But i can see my Cuppler turning when the z goes down.

At 0:44 you can see the step it makes.
The Black wire you see in the Video goes directly to PE.
In the video i touch the Aluminium and after that the Spindel Housing.
When i touch the Spindle, something happens and i dont know why.
I used the 4th Contact on Top of the Spindle to ground it.
I can Check with a multimeter between PE and the Spindle and i have contact.

Sorry for my Shaky Hands.

By doing a search I see we have a few people on here with a Tillboard. I am not so sure about that board. I cannot be of much help. You definitely have something odd going on there.

I think it is a communication issue. Somehow the ground wire is communicating to the board.
(Just my GUESS.) I think you need someone familiar with that board!

Do you have a router or something to try to see if it is the spindle causing the interference?

I also am not sure, but are all tools grounded in Germany?

Sady i have nothing else to test it with.
Normally everything should be grounded in germany with a metall case.
Its Strange that giving the spindle “More” PE does anything…

so I do I.t. for a living. One thing I can think of. The communication between pc and the board, is it away from anything it might get interference from?
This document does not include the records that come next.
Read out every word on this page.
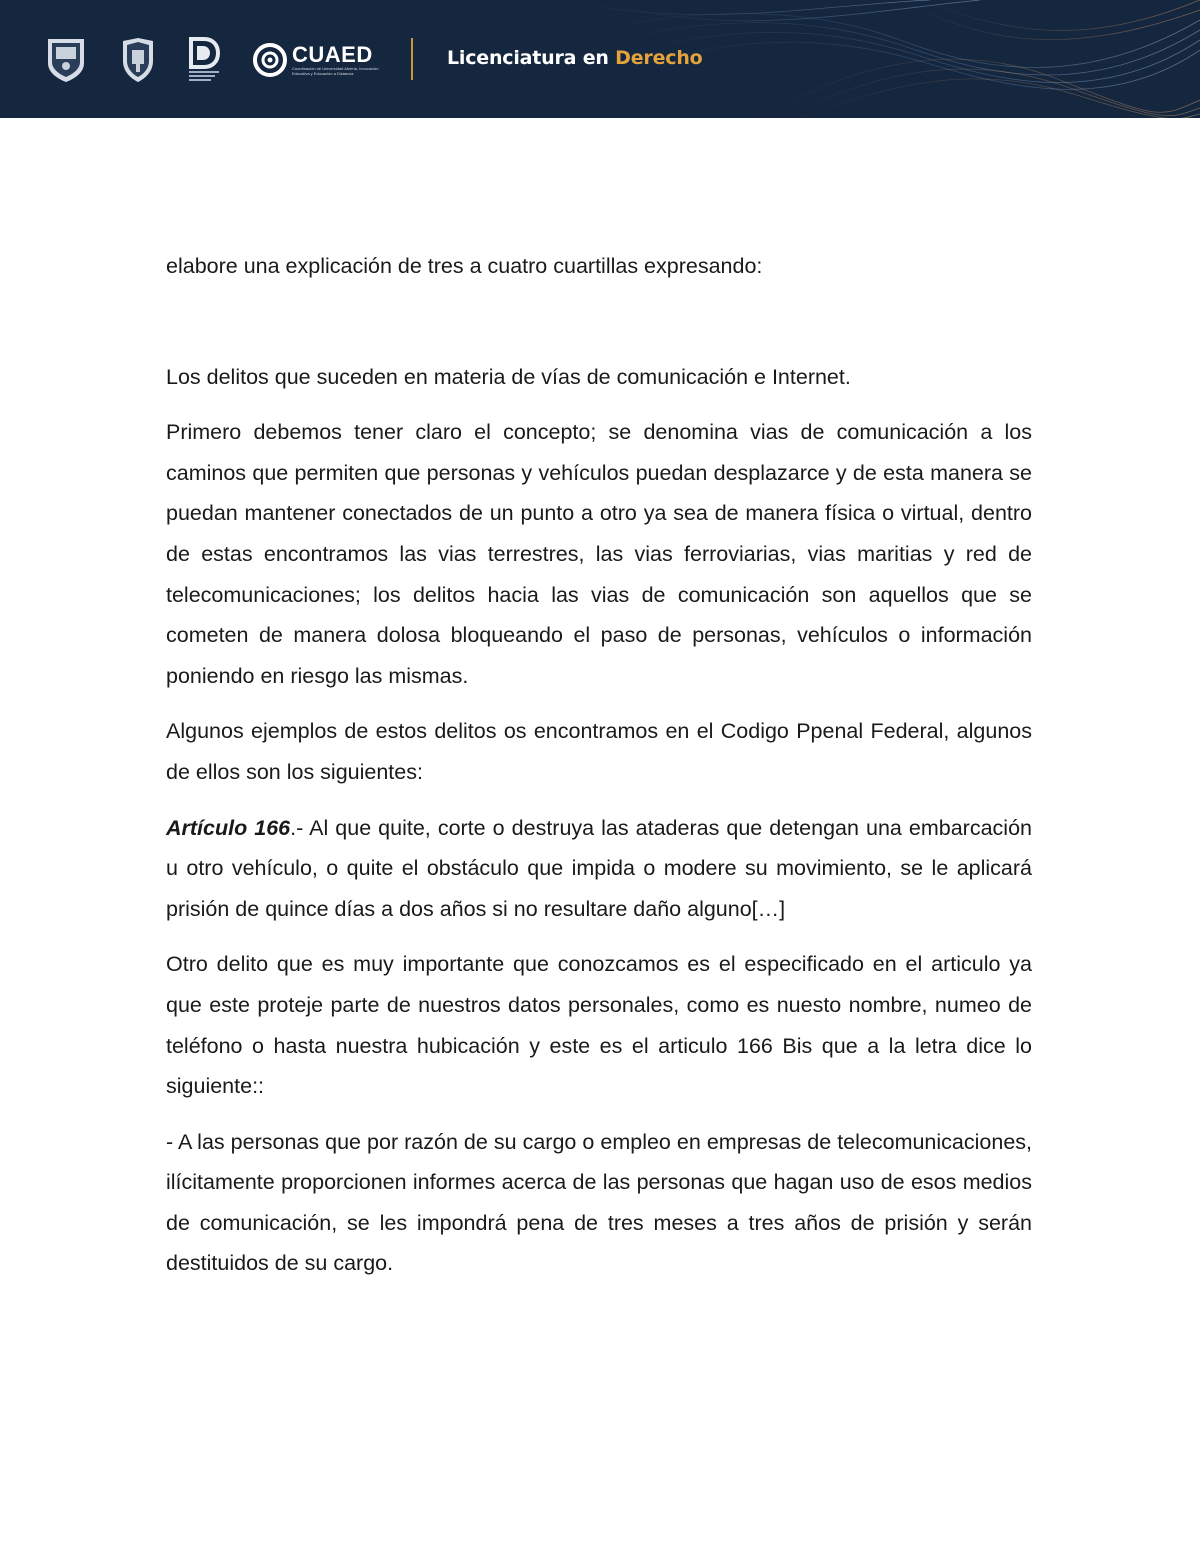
CUAED
Coordinación de Universidad Abierta, Innovación Educativa y Educación a Distancia
Licenciatura en Derecho

elabore una explicación de tres a cuatro cuartillas expresando:

Los delitos que suceden en materia de vías de comunicación e Internet.

Primero debemos tener claro el concepto; se denomina vias de comunicación a los caminos que permiten que personas y vehículos puedan desplazarce y de esta manera se puedan mantener conectados de un punto a otro ya sea de manera física o virtual, dentro de estas encontramos las vias terrestres, las vias ferroviarias, vias maritias y red de telecomunicaciones; los delitos hacia las vias de comunicación son aquellos que se cometen de manera dolosa bloqueando el paso de personas, vehículos o información poniendo en riesgo las mismas.

Algunos ejemplos de estos delitos os encontramos en el Codigo Ppenal Federal, algunos de ellos son los siguientes:

Artículo 166.- Al que quite, corte o destruya las ataderas que detengan una embarcación u otro vehículo, o quite el obstáculo que impida o modere su movimiento, se le aplicará prisión de quince días a dos años si no resultare daño alguno[…]

Otro delito que es muy importante que conozcamos es el especificado en el articulo ya que este proteje parte de nuestros datos personales, como es nuesto nombre, numeo de teléfono o hasta nuestra hubicación y este es el articulo 166 Bis que a la letra dice lo siguiente::

- A las personas que por razón de su cargo o empleo en empresas de telecomunicaciones, ilícitamente proporcionen informes acerca de las personas que hagan uso de esos medios de comunicación, se les impondrá pena de tres meses a tres años de prisión y serán destituidos de su cargo.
The only things that are running when i do this tests are:
The Frequenz converter
My Laptop (tested it with another tablet and a 3. pc)
The Tillboard
The Waterpump
and the 24v power supply.

No. :slightly_smiling_face: Only brown and blue cables as well. It does make sense to ground some things like a spindle though.

I cannot tell, but it looks like the aluminum is on aluminum or metal. Put the part you are machining on something that will insulate it. Rubber, wood, anything non conductive, and does it still do it?

Most of the mpcnc’s have wood as the base.

Sadly its a wood table.
And the Plate its on, is wood too.



Here a pictures of Everything.
I thougt of turn off the Waterpump to see if it maks a difference.
When i put the cable from the pump back in the wallet. The Spindle moves a bit.
I dont know what to do. It doesnt look that great at the moment. Its Just to test.
Some cable changed in testing and soldered back on.
After everything works, it gets in a nice enclosure where no dust or anything can come near it.
And no the chunks from testing are not the Problem. It was before :frowning:
Are my cables not thick enough?
Should i buy new cables and build the clean enclosure before?

I can make a picture how everything is connect in photoshop. maybe i did somethin wrong?

I really need help, please :frowning:

I am out of ideas. @Ryan @jeffeb3 @jamiek any of you all stars?? Wood works aluminum does not.

i will make u a picture now to hope to understand my setup :slight_smile: Maybe u see instant whats wrong

Unfortunately, some of those spindles are terribly electrically noisy.

If grounding the workpiece makes it worse you have a big problem. I would start with testing things with a multimeter to see if you can track down stray voltages. From the ground pin to anything you can safely probe.

You need to clean up the board wiring, having wires cross over each other and all the components is not a good idea, and any wires related to the spindle need to be completely separate. They should not be bundled with other wires (ideally cross other wires at 90 degrees). Some spindles are really nasty. Getting shielded spindle wires and grounding the shielding at one end is also best practice.